Finding the rotation angles of an plane I have the following question:
First I have a global coordinate system x y and z.
Second I have a plane defined somewhere in this coordinate system, I also have the normal vector of this plane.
Assuming that the plane originally was lying in the xy plane and the normal vector of the plane was pointing in the same direction as global Z:
How can I calculate the three rotation-angles around the x y and z axis by which the plane was rotated to its current position?
I have read This question but I do not understand the solution, since math is not directly my top skill.
If anyone knows a good TCL library that can be used to program this task, please let me know.
A numerical example for the normal vector ( 8 -3 2 ) would probably greatly increase my chance of understanding a solution. Thanks!
What I have tried: I projected the normal vector on each of the global planes and calculated the angle between the x y z axis. If I use this angles in a rotationmatrix i have (and Im sure it is correct) and trie to rotate the original vector by these three angles I do not get the result I was hoping for....
 A: First off, there is no simple rule (at least as far as I know) to represent a rotation as a cascade of single axis rotations. One mechanism is to compute a rotation matrix and then compute the single axis rotation angles. I should also mention that there is not a unique solution to the problem you are posing, since there are different cascades of rotations that will yield the same final position.
Let's first build two references frames, $A$ and $B$.
$A$ will denote the standard Euclidian basis. $B$ will denote the reference frame which results from applying the desired rotation. I will use subscript notation when referring to a vector in a specific reference frame, so $v_A$ is a vector whose coordinates are defined with respect to the standard Euclidian basis, and $v_B$ is defined w.r.t. $B$.

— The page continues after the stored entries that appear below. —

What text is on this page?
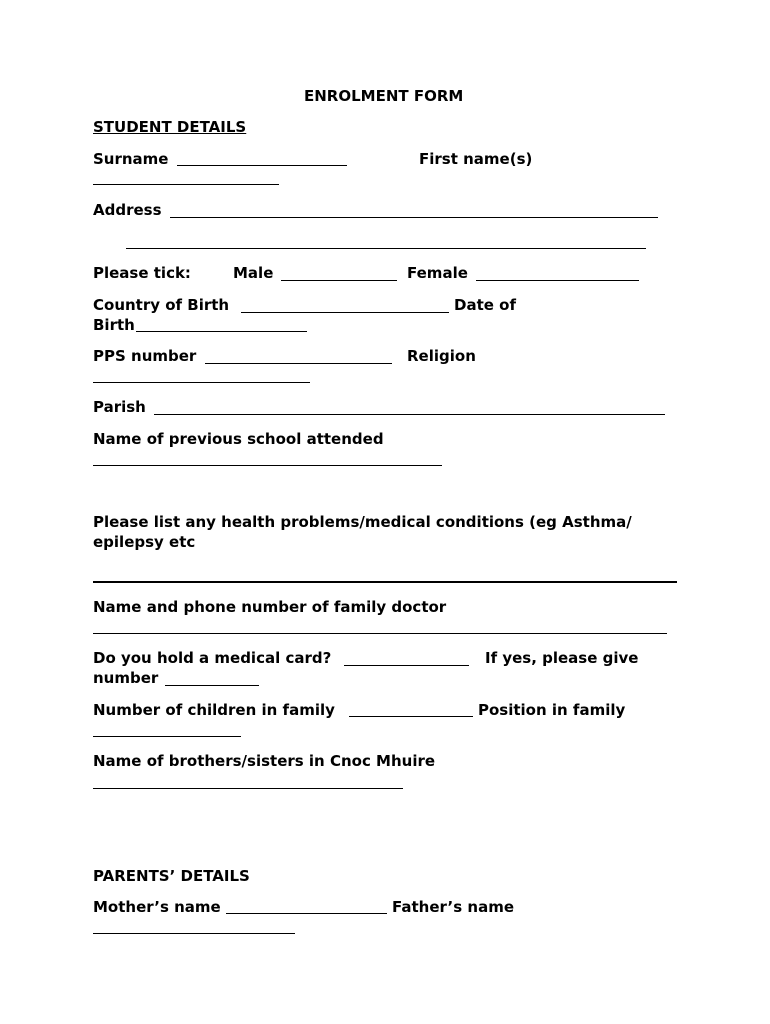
ENROLMENT FORM
STUDENT DETAILS
Surname	First name(s)
Address
Please tick:	Male	Female
Country of Birth	Date of
Birth
PPS number	Religion
Parish
Name of previous school attended
Please list any health problems/medical conditions (eg Asthma/
epilepsy etc
Name and phone number of family doctor
Do you hold a medical card?	If yes, please give
number
Number of children in family	Position in family
Name of brothers/sisters in Cnoc Mhuire
PARENTS’ DETAILS
Mother’s name	Father’s name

All we know so far about $B$ is that the vector $(0,0,1)_B =  \frac{1}{\sqrt{77}}(8, -3, 2)_A$. We have one degree of freedom to select how $(0,1,0)_B$ is defined in reference frame $A$. We only require that it be orthogonal to $\frac{1}{\sqrt{77}}(8, -3, 2)_A$. So we would like to find a unit vector such that
$$8x-3y+2z=0$$
One solution is $\frac{1}{\sqrt{6}}(1,2,-1)_A$, which you can verify. This forces our hand for how the vector $(1,0,0)_B$ is represented w.r.t. $A$, hence
$$(1,0,0)_B=\frac{1}{\sqrt{462}}(-1,10,19)_A$$
So the rotation matrix from $B$ to $A$ is
$$R_B^A=\left( \begin{array}{ccc}
\frac{-1}{\sqrt{462}} & \frac{1}{\sqrt{6}} & \frac{8}{\sqrt{77}} \\
\frac{10}{\sqrt{462}} & \frac{2}{\sqrt{6}} & \frac{-3}{\sqrt{77}} \\
\frac{19}{\sqrt{462}} & \frac{-1}{\sqrt{6}} & \frac{2}{\sqrt{77}} \end{array} \right)$$
Given any vector with coordinates defined in the Euclidian basis (such as a point in the $xy$-plane), multiplying by the inverse this matrix will yield the representation in our new reference frame. If you want to search for the three axis rotations, I refer you to Wolfram MathWorld's page on Euler Angles.
Hope this helps! Let me know if anything is unclear or if I you think you see any mistakes.